As for the current market situation, Bitcoin’s price has remained stagnant over the past 24 hours, trading at approximately $87,500, according to CoinGecko. However, it has seen a decline of about 4% over the past week and 15% over the last fortnight. In a broader view, Bitcoin has lost nearly 25% of its value in the past month and is more than 7% lower compared to its position the same time last year. This places BTC about 25% below its all-time high on October 6, when it reached $126,000.
The market’s sideways trading and significant liquidations, as noted by Adler, paint a picture of uncertainty. Supporting this view, a recent analysis by CryptoQuant indicated that Bitcoin’s Sharpe Ratio, a measure of risk-adjusted return, has trended back toward zero. This level was previously observed in 2019, 2020, and 2022, often preceding the formation of new multi-month trends.
Despite the bearish signals, this environment may present a strategic opportunity for risk-aware investors seeking long-term entry points. Historically, periods of high volatility and market correction have been followed by growth phases, suggesting potential gains for those willing to weather short-term instability. However, the ongoing liquidation by major investors, commonly referred to as “whales,” and the possibility of further price dips into the $70,000 to $80,000 range indicate that caution should be exercised.
Historically, Bitcoin has experienced numerous cycles of dramatic price surges followed by sharp corrections. These cycles have attracted both institutional and retail investors, drawn by the promise of significant returns. The cryptocurrency market, however, remains highly speculative and subject to external factors such as regulatory changes and macroeconomic conditions, which can contribute to its volatility.
One potential risk in the current scenario is that a continuation of the sell-off could trigger a more significant downturn in the broader cryptocurrency market. As the largest and most influential cryptocurrency, Bitcoin often sets the tone for market sentiment. A steep decline in its price could have a ripple effect, impacting other digital assets and leading to a loss of investor confidence. Furthermore, the reliance on leveraged derivatives in recent rallies suggests that any sudden negative market movement could result in rapid unwinding of positions, exacerbating price declines.

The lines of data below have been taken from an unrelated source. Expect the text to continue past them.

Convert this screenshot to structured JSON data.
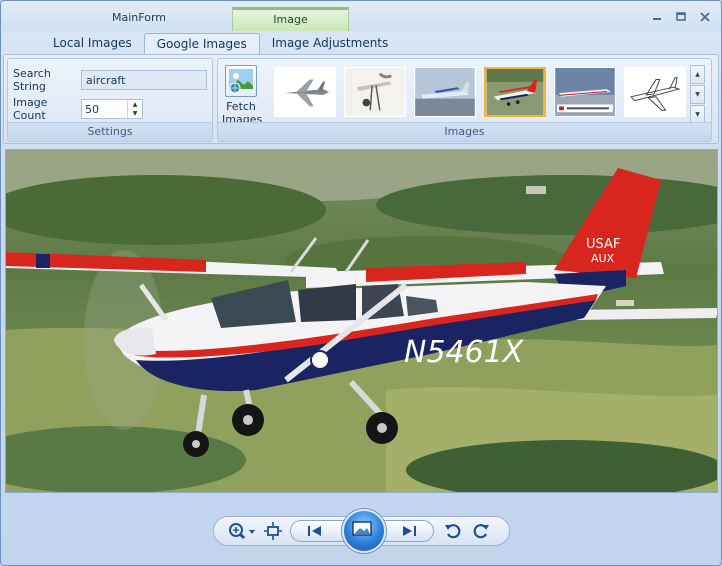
{
  "window": {
    "title": "MainForm",
    "context_tab": "Image",
    "controls": [
      "minimize-icon",
      "maximize-icon",
      "close-icon"
    ]
  },
  "tabs": [
    {
      "label": "Local Images",
      "active": false
    },
    {
      "label": "Google Images",
      "active": true
    },
    {
      "label": "Image Adjustments",
      "active": false
    }
  ],
  "settings": {
    "group_label": "Settings",
    "search_label": "Search String",
    "search_value": "aircraft",
    "count_label": "Image Count",
    "count_value": "50"
  },
  "images": {
    "group_label": "Images",
    "fetch_label_1": "Fetch",
    "fetch_label_2": "Images",
    "thumbnails": [
      {
        "name": "jet-fighter"
      },
      {
        "name": "antique-aircraft"
      },
      {
        "name": "blue-prop-plane"
      },
      {
        "name": "red-white-prop-plane",
        "selected": true
      },
      {
        "name": "airliner-ad"
      },
      {
        "name": "jet-line-drawing"
      }
    ]
  },
  "photo": {
    "tail_text_1": "USAF",
    "tail_text_2": "AUX",
    "registration": "N5461X",
    "colors": {
      "red": "#d8251e",
      "navy": "#1b2463",
      "white": "#f4f4f6"
    }
  },
  "toolbar": {
    "icons": [
      "zoom-icon",
      "fit-icon",
      "first-icon",
      "view-icon",
      "last-icon",
      "rotate-left-icon",
      "rotate-right-icon"
    ]
  }
}
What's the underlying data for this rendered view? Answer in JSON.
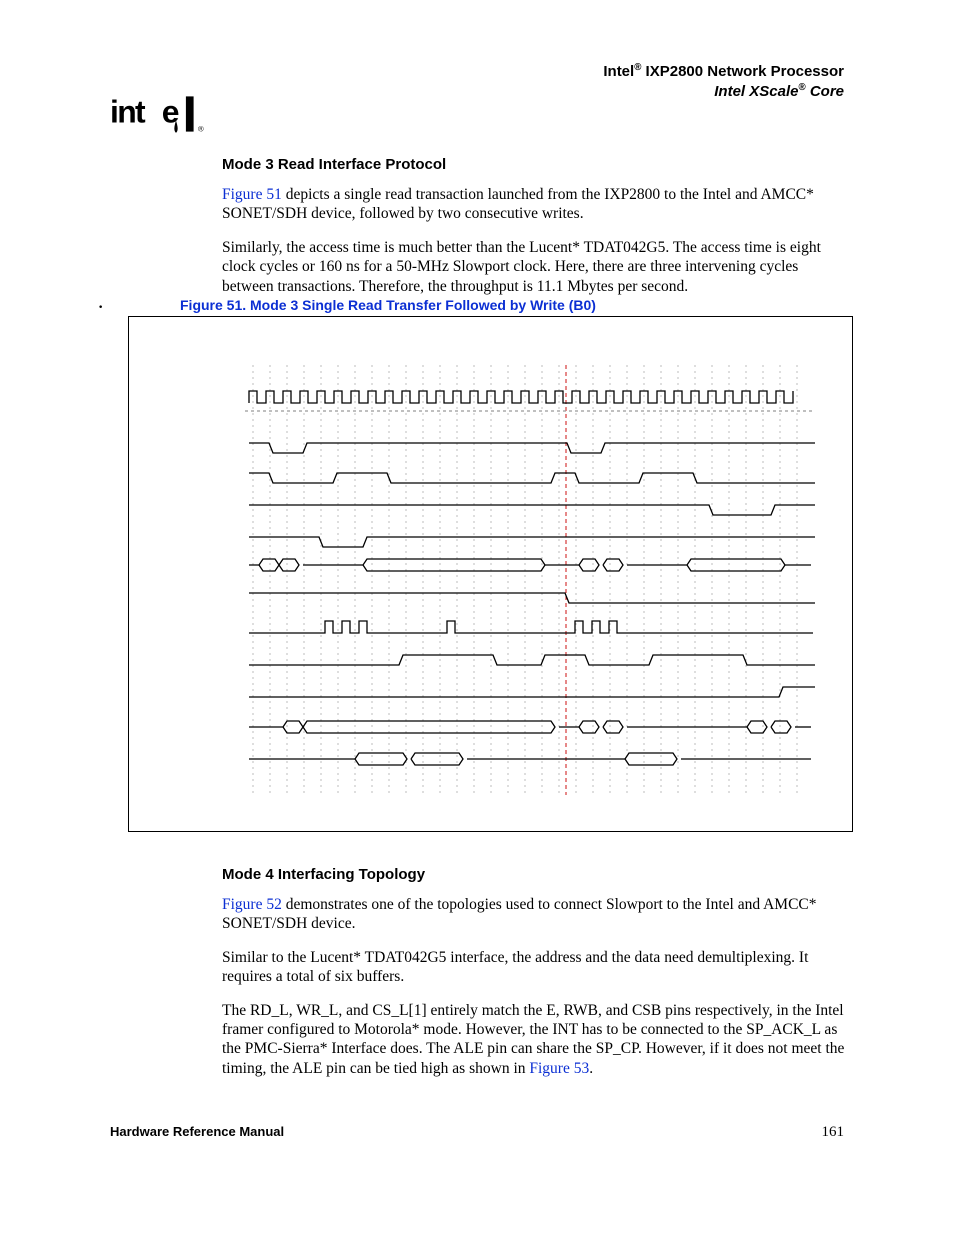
{
  "header": {
    "line1_pre": "Intel",
    "line1_sup": "®",
    "line1_post": " IXP2800 Network Processor",
    "line2_pre": "Intel XScale",
    "line2_sup": "®",
    "line2_post": " Core"
  },
  "section1": {
    "heading": "Mode 3 Read Interface Protocol",
    "para1_link": "Figure 51",
    "para1_rest": " depicts a single read transaction launched from the IXP2800 to the Intel and AMCC* SONET/SDH device, followed by two consecutive writes.",
    "para2": "Similarly, the access time is much better than the Lucent* TDAT042G5. The access time is eight clock cycles or 160 ns for a 50-MHz Slowport clock. Here, there are three intervening cycles between transactions. Therefore, the throughput is 11.1 Mbytes per second."
  },
  "figure": {
    "caption": "Figure 51. Mode 3 Single Read Transfer Followed by Write (B0)"
  },
  "section2": {
    "heading": "Mode 4 Interfacing Topology",
    "para1_link": "Figure 52",
    "para1_rest": " demonstrates one of the topologies used to connect Slowport to the Intel and AMCC* SONET/SDH device.",
    "para2": "Similar to the Lucent* TDAT042G5 interface, the address and the data need demultiplexing. It requires a total of six buffers.",
    "para3_pre": "The RD_L, WR_L, and CS_L[1] entirely match the E, RWB, and CSB pins respectively, in the Intel framer configured to Motorola* mode. However, the INT has to be connected to the SP_ACK_L as the PMC-Sierra* Interface does. The ALE pin can share the SP_CP. However, if it does not meet the timing, the ALE pin can be tied high as shown in ",
    "para3_link": "Figure 53",
    "para3_post": "."
  },
  "footer": {
    "left": "Hardware Reference Manual",
    "right": "161"
  },
  "chart_data": {
    "type": "timing-diagram",
    "title": "Mode 3 Single Read Transfer Followed by Write (B0)",
    "clock_cycles": 33,
    "red_cycle_marker": 19,
    "note": "Signal names are not labeled in the visible crop; rows depict clock, chip-select/strobe, read/write enables, address/data buses (bus-style hexagons), acknowledge and related control lines across ~33 clock ticks with a red vertical marker near cycle 19 separating the read from the two writes."
  }
}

In conclusion, Bitcoin is navigating a challenging landscape characterized by major sell-side pressure and declining investor confidence. While some see this as a period of opportunity, the risks associated with further price deterioration and market instability cannot be ignored. As Bitcoin continues to play a crucial role in the evolving cryptocurrency space, its performance will likely influence both current and future market dynamics. Investors and market participants must remain vigilant and prepared for potential shifts in market conditions.